Cette volonté participative se voyait très bien dans le DVD Zicocratie de Richard Bois…
C’était assez étonnant comme projet. Lors des répétitions d’E Total, il avait invité des personnalités de domaines très différents: la politique, le sport, l’armée, la communication. Mais tous avaient une fonction de management. L’idée était d’observer la manière de gérer un groupe. Les gens étaient très étonnés parce qu’ils ne s’imaginaient pas du tout comment cela fonctionnait en musique, ils ne s’imaginaient pas tout le travail qu’il y a en amont. Comme je suis “extérieur gauche” dans la formation, j’étais toujours à côté d’un invité. C’était chouette, parce que, durant les répétitions, j’expliquais le rôle de chacun. C’était une belle expérience. Andy est le compositeur et c’est lui qui doit trancher lorsqu’il y a des décisions à prendre, mais il n’est pas un despote qui décide de tout, il laisse les choses assez ouvertes, il intègre les suggestions de chacun: cela rejoint la démarche de Mâäk.

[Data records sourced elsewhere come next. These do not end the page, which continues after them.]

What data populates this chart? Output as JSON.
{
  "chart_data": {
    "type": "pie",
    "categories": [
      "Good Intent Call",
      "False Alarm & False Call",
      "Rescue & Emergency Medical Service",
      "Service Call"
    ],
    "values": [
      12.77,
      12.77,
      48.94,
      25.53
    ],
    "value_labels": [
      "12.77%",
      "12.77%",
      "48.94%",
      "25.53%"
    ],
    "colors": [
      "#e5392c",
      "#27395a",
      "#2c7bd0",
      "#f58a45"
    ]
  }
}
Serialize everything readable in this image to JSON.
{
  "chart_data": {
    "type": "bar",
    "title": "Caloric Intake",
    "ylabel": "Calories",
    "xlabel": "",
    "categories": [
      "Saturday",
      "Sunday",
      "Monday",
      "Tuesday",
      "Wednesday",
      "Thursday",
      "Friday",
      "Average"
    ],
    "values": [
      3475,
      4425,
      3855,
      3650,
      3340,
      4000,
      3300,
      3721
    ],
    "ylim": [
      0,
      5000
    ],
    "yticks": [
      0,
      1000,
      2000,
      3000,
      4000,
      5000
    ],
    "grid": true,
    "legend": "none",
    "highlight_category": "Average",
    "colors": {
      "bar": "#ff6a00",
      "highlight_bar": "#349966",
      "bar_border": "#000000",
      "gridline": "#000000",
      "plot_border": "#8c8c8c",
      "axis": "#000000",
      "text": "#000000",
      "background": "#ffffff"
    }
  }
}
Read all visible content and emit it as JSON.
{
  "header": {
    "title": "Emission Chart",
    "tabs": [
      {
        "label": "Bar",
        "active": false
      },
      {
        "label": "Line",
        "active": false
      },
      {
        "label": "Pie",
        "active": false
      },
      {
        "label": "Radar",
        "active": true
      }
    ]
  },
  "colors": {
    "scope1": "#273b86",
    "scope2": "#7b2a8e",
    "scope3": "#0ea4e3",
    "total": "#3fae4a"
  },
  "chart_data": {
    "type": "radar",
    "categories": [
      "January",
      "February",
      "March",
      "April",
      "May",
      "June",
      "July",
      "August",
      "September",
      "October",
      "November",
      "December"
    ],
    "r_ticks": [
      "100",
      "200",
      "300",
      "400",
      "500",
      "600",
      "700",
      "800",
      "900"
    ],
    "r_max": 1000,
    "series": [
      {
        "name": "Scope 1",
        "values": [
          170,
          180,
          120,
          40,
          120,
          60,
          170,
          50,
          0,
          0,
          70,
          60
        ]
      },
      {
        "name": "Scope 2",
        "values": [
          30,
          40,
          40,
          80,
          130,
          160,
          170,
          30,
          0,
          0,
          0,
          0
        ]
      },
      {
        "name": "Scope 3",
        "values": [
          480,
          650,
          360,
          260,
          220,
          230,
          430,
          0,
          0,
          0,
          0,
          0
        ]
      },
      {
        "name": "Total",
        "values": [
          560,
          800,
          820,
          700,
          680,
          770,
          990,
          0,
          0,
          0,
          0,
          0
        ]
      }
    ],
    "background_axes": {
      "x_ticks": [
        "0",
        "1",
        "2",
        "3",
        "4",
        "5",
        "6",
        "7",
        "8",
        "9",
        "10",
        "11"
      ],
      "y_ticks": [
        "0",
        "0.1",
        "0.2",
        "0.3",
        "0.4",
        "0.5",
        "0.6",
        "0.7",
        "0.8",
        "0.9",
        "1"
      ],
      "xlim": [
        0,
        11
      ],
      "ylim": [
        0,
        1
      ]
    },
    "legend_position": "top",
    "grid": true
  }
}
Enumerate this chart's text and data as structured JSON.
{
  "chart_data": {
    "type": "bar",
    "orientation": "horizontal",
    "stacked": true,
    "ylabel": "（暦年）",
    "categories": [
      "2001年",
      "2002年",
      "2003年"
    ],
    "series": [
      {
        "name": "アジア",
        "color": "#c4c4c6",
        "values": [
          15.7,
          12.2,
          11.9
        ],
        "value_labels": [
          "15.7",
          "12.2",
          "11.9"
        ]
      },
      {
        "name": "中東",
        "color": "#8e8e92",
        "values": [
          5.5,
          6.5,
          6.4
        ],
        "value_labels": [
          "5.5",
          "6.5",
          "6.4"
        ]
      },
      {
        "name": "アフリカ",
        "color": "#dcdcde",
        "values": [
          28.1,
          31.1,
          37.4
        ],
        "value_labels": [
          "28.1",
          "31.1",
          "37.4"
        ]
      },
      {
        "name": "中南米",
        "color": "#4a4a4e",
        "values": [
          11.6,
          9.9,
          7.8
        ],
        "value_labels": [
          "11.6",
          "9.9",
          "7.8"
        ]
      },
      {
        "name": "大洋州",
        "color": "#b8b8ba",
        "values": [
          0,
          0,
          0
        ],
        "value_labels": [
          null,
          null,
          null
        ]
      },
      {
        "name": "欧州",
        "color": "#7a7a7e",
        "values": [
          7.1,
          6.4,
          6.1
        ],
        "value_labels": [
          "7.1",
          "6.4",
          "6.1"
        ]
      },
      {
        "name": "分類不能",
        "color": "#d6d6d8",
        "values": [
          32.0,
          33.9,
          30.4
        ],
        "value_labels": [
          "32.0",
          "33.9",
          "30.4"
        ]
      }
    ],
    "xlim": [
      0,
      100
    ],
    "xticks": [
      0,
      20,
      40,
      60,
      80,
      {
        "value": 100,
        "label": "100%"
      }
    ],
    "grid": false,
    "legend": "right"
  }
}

Dans le DVD, on voit que tu interviens souvent pour donner ton avis…
Comme dans Mâäk, j’assume en partie un rôle de leader des souffleurs: j’ai l’habitude de faire des signes, de signaler des démarrages.
Tu as encore d’autres projets?
Le nouveau projet qu’on va présenter avec Mâäk, au Théâtre 140, le 30 septembre et 1er octobre 2016 et puis dans différents endroits: c’est une nouvelle formule avec cinq danseurs de Ouagadougou. Cela fait plus de 15 ans qu’on travaille avec les musiciens traditionnels africains autour des musiques de transe: les Gnawas du Maroc, les chasseurs bambara du Mali, les Vaudous du Bénin et, au Burkina Faso, j’ai rencontré un super chorégraphe qui s’appelle Salia Sanou, il est très connu dans le milieu de la danse. En me promenant dans un centre chorégraphique, qui s’appelle La Thermitière à Ouagadougou et dans lequel je suis souvent allé, j’ai adoré l’énergie, tout ce qui émanait de cet endroit et j’ai proposé à Salia Sanou de faire un projet avec des danseurs. C’est le projet Electro Kawral, un quintet avec Giovanni Di Domenico au Fender Rhodes, Nico Roig à la guitare basse, Joao à la batterie, Lynn Cassiers à la voix et aux effets électroniques, plus moi à la trompette, avec des tas d’effets, des pédales d’effets, des loops, les cinq danseurs et un éclairagiste qui est sur scène avec nous, qui peut se promener, changer les éclairages de place. On sort de dix jours de résidence. C’est un très chouette projet. Hier, j’ai fait une conférence de presse à Paris parce que le projet va être présenté à la Biennale du Val de Marne, dans un grand centre qui s’appelle La Briqueterie, en 2017.
D’autre part, lors de certains voyages, notamment au Burkina Faso, j’ai rencontré des “soufflants”, ce qu’on appelle là-bas des “Ventistes”: trompettes, trombones, tubas, saxophones. L’idée était de fédérer ces musiciens, de travailler ensemble. On a fondé un projet avec une école d’art sur place, appelée les Ventistes du Faso que je mène avec Toine Thys. Nous les voyons 3 à 4 fois par an, avec 30 à 50 soufflants et il y a une personne responsable sur place, le saxophoniste Robert Tengueri, qui les dirige quand nous ne sommes pas là. C’est un projet soutenu par Wallonie-Bruxelles International et qui va sûrement perdurer jusqu’en 2020. Les projets ne manquent donc pas.
(1) Les illustrations de cet entretien sont tirées du reportage photographique réalisé par Laurent Poiget, à l’occasion du concert donné par Mâäk Spirit, le 24 novembre 2015, au Centre Wallonie Bruxelles de Paris, dans le cadre du Be.jazz Festival.